Siempre me pareció algo del orden de la magia que a los argentinos les importara tanto lo que pensara una intelectual; me fascinaba que se enojaran con Sarlo, que protestaran porque su opinión no se alineaba con la propia. Que desearan de manera muy auténtica que Beatriz estuviera de su lado de la cancha. Creo que son estas cosas, y no las listas ociosas de los Nobeles, las que hacen secretamente grande a nuestro país: esta conexión pasional de los argentinos con la vida indómita de las ideas. Beatriz encarnó como nadie la negatividad del intelectual, una noción de Theodor Adorno que implica la resistencia espartana al confort de ciertas seducciones masivas; y compró, sin embargo, todos los fantasmas del peronismo, incluido el estallido social inminente y Alberto Fernández. Por mi parte, confieso que me daba cierto placer cuando se equivocaba, y que solo me enojó su triste y olvidable obituario de Jorge Dotti.

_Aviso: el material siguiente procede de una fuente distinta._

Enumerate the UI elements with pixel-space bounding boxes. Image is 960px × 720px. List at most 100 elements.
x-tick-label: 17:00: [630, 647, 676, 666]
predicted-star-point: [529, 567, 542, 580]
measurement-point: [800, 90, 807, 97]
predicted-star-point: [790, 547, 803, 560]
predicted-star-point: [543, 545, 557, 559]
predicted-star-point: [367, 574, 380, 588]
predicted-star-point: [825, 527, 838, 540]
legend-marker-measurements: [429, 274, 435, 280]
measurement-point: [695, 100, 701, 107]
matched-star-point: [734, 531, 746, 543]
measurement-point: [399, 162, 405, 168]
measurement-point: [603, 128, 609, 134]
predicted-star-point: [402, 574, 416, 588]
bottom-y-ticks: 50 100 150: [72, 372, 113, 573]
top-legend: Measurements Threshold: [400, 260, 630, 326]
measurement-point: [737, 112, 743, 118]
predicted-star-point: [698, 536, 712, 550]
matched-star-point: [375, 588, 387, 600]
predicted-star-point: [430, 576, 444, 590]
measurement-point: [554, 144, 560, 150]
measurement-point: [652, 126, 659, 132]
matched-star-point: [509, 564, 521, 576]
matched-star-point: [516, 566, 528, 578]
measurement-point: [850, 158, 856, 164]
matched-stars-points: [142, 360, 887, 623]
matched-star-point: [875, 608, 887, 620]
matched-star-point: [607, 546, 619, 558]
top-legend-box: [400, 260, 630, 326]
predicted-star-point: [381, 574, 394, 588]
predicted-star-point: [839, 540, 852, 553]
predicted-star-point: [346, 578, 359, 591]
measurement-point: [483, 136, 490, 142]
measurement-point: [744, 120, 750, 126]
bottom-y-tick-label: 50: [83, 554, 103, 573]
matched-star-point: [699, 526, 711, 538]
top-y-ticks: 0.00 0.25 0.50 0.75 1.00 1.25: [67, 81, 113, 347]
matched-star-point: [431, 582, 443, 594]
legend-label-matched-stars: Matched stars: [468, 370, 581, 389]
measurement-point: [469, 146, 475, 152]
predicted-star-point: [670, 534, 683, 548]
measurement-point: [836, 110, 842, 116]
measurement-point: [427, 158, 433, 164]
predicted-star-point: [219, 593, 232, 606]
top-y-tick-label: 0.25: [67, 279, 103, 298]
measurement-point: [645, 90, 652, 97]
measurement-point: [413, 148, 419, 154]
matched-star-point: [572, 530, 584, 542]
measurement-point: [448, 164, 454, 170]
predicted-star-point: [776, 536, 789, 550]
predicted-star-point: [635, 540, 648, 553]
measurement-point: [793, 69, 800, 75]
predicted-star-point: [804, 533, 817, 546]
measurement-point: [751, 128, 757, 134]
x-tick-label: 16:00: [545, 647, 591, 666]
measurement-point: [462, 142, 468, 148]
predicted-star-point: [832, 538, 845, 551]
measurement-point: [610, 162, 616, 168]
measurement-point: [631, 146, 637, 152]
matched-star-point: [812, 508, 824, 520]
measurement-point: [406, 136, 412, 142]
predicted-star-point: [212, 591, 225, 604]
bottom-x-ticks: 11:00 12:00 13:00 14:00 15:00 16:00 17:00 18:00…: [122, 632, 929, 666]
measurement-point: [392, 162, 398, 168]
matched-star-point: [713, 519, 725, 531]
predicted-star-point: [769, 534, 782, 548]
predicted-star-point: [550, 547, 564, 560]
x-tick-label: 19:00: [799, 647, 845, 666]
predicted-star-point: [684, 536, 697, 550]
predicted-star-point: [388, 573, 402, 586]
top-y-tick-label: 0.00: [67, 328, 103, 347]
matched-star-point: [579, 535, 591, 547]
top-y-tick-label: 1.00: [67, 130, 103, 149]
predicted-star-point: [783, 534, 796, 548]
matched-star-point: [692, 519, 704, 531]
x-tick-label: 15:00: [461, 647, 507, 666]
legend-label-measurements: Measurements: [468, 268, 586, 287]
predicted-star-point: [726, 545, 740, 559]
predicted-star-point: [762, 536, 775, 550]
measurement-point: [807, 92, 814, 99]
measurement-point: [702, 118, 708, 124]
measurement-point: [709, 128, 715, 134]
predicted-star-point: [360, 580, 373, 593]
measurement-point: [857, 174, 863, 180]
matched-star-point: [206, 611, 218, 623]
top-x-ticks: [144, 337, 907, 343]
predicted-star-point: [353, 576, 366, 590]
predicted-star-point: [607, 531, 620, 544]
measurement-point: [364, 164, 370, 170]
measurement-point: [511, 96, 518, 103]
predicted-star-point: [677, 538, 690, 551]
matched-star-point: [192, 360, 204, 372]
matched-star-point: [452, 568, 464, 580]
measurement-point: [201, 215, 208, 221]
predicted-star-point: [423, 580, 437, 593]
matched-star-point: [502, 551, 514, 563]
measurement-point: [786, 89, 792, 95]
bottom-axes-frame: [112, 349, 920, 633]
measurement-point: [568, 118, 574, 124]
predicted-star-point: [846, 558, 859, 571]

El velorio de Beatriz compuso una escena de una fuerza narrativa descomunal (al punto que me cuesta creer que no lo diseñó ella misma). El CeDInCi consta del pasillo de una antigua cochera, y al fondo un patiecito y un cuarto austero. La gente agolpada, calor, vino barato y mucha emoción; los fastos de una intelectual de izquierda porteña. Un cuadro de Marx y Engels del Partido Comunista escrito en letra gótica donde se lee “1848″, la fecha de la publicación del Manifiesto Comunista. No solo decía: este es mi alfa y mi omega, regreso a mi origen de militante de izquierda, lo que siempre fui; también se afincaba en el tiempo, como una intelectual del siglo XX. Debajo del póster de 1848, Beatriz descansaba de blanco inmaculado, una vestal o una derviche, inmortal y abrazada a la negatividad última. Morituri te salutamus, magna Beatriz.